Among the items that can be found in a server's system memory are the keys to cryptographically secured connections and the certificates that allow servers to prove they are what they claim to be. An attacker who steals cryptographic keys could use them to decode and read encrypted data that had previously been intercepted; an attacker who steals certificates could use them to mimic a secure site and to intercept communications. In other words, your browser could be tricked into thinking that it’s connected securely to your bank and instead be connected to an intermediary that can read all the data flowing back and forth.

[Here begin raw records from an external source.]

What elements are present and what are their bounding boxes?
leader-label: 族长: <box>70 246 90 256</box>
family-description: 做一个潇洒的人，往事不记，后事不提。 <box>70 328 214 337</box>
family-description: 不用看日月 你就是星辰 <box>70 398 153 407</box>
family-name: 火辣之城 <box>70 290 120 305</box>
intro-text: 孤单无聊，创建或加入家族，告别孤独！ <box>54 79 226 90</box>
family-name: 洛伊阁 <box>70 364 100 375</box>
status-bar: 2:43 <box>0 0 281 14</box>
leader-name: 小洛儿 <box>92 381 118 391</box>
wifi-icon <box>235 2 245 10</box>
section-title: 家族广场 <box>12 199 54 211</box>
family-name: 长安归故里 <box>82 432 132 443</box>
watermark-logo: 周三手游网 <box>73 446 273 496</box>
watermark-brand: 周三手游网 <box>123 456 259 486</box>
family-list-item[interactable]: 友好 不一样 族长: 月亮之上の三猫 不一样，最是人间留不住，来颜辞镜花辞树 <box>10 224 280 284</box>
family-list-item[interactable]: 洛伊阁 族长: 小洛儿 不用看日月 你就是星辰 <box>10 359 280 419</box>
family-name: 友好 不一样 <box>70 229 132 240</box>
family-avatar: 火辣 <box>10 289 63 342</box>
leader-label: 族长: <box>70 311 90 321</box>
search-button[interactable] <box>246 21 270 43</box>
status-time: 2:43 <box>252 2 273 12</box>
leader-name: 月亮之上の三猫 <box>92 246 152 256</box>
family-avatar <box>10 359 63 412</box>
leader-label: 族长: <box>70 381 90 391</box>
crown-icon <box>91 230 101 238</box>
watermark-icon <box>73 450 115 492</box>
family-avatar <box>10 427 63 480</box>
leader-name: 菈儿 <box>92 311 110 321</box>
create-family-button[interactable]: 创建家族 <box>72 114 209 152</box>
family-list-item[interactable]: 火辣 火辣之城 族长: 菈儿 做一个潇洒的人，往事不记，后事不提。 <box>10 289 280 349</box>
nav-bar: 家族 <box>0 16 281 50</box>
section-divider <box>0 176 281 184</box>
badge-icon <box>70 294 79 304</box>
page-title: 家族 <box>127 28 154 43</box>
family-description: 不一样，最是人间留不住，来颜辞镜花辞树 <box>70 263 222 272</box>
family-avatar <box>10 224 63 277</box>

Ma forse, se siamo fortunati, potrebbe risolversi solo con un gigantesco dopo sbornia per i sysadmin.

But before you panic, it is worth remembering that, at this point, we don't know how close we are to the worst-case scenario. It is possible, though improbable, that the security researchers who exposed this flaw were, in fact, the first people to find it, which would mean that it has only been known about, and exploited, for a few days. (It was found, independently, by a team of security researchers at Codenomicon and Neel Mehta, of Google Security.) At the same time the bug was announced, a new, secure version of OpenSSL was released, and updating most of the affected servers is a straightforward task. Major services like Google and Yahoo have already patched the vulnerability. Engineers did not need to stay up all night in a mad scramble to make repairs, but, as one system administrator told me, the nature of the bug made this something more than a routine update. "It's an update, a configuration change, and a notification to your users that there's no way to know if their data was stolen or not," he said. To be safe, identity certificates for servers and users must be revoked and then reissued. The fix, in other words, is both urgent and tedious, which is the worst kind of job for a programmer or system administrator.

La buona notizia è che la vulnerabilità è facilmente risolvibile.